Service members who live in substandard privatized housing will see improvements, the civilian and military leaders of the four armed services told a panel of lawmakers.

“The Navy and Marine Corps are comprehensively reviewing the business systems, reporting mechanism and oversight procedures governing the way housing maintenance issues re reported, remediated and verified in private housing,” Navy Secretary Richard V. Spencer told the Senate Armed Services Committee during a March 9 hearing.

Army Secretary Mark Esper told the panel that while the introduction to privatized housing was a success when it was introduced in 1998, an insufficient oversight process led to the system’s deterioration. The service is meeting with the companies that manage subsidized housing, relieving residents of certain monthly financial obligations, and addressing oversight shortfalls, Esper told the panel. Army Times reported that Esper told the panel the service no longer will require residents to pay monthly utilities.

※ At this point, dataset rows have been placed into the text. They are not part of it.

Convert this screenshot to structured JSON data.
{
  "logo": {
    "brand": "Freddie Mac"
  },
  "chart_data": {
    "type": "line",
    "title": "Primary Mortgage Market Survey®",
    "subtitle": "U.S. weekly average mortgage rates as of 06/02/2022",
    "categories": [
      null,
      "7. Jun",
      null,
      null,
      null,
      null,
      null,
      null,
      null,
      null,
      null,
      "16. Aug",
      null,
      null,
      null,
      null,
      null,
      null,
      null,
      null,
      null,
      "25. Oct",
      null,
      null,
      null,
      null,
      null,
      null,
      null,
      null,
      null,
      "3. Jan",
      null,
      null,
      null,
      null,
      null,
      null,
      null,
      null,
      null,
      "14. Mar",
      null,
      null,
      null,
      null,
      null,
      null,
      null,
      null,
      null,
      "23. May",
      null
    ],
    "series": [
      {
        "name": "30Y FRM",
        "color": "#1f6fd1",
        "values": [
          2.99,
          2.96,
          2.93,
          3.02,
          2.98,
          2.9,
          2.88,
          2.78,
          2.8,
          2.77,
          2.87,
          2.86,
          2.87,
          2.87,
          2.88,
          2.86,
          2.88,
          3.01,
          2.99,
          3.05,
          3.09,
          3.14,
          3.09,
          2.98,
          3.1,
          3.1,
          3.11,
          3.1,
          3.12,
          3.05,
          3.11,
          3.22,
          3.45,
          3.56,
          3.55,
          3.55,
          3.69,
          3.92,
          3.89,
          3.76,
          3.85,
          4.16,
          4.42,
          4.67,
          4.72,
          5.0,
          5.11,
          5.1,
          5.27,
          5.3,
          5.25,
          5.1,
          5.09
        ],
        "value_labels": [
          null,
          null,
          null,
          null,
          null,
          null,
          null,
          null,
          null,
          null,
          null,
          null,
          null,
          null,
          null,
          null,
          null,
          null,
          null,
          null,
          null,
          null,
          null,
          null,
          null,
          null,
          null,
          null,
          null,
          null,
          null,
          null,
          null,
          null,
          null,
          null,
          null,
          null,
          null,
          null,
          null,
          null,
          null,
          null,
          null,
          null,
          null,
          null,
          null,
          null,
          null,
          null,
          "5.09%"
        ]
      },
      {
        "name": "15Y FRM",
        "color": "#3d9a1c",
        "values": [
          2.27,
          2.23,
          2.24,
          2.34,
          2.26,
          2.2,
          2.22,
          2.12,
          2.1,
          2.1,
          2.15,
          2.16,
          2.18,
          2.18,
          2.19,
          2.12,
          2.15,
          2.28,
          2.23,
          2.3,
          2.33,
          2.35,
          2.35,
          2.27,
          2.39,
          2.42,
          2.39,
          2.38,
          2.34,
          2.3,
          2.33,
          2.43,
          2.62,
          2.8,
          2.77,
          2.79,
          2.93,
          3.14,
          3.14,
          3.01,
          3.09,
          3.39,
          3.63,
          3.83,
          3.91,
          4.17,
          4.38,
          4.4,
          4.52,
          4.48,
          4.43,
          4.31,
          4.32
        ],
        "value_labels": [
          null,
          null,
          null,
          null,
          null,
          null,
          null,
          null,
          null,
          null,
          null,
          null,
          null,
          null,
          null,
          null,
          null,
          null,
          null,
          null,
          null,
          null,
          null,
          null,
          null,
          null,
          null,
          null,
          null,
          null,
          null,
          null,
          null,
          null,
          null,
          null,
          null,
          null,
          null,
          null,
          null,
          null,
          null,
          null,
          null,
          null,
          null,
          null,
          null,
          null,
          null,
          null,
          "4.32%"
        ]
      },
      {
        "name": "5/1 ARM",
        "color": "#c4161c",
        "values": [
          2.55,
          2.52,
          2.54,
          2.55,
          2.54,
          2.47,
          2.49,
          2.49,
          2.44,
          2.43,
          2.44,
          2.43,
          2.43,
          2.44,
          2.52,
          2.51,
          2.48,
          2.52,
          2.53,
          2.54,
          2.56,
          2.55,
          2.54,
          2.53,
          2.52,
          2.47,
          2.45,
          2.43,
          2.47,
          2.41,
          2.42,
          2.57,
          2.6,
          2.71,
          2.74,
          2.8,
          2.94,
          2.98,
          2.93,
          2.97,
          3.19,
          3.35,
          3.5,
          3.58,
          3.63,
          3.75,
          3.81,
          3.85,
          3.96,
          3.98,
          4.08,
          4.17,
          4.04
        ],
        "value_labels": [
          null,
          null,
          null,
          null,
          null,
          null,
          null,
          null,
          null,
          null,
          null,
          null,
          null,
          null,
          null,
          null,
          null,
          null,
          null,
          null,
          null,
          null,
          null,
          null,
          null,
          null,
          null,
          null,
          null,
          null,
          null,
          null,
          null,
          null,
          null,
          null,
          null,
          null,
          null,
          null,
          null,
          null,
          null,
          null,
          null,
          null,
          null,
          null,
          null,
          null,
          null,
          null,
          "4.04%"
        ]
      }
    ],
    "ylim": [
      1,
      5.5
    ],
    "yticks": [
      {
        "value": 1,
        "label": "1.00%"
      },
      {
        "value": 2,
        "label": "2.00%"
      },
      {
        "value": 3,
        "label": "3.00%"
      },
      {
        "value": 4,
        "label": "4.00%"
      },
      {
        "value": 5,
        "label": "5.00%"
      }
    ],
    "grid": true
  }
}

Outgoing Air Force Secretary Heather Wilson cited reviews conducted by wing commanders and service leadership, which showed that there is “an inability to do adequate quality assurance on maintenance crews.” She also said that housing management offices are too small and lack authority, and airmen do not understand their rights and responsibilities. Additionally, owner incentive fees are not having the desired qualitative results, and poor construction has contributed to “persistent mold issues.”

The secretaries were accompanied at the hearing by the respective service chiefs: Chief of Naval Operations Adm. John M. Richardson, Marine Corps Commandant Gen. Robert B. Neller, Air Force Chief of Staff Gen. David Goldfein, and Army Chief of Staff Gen. Mark A. Milley.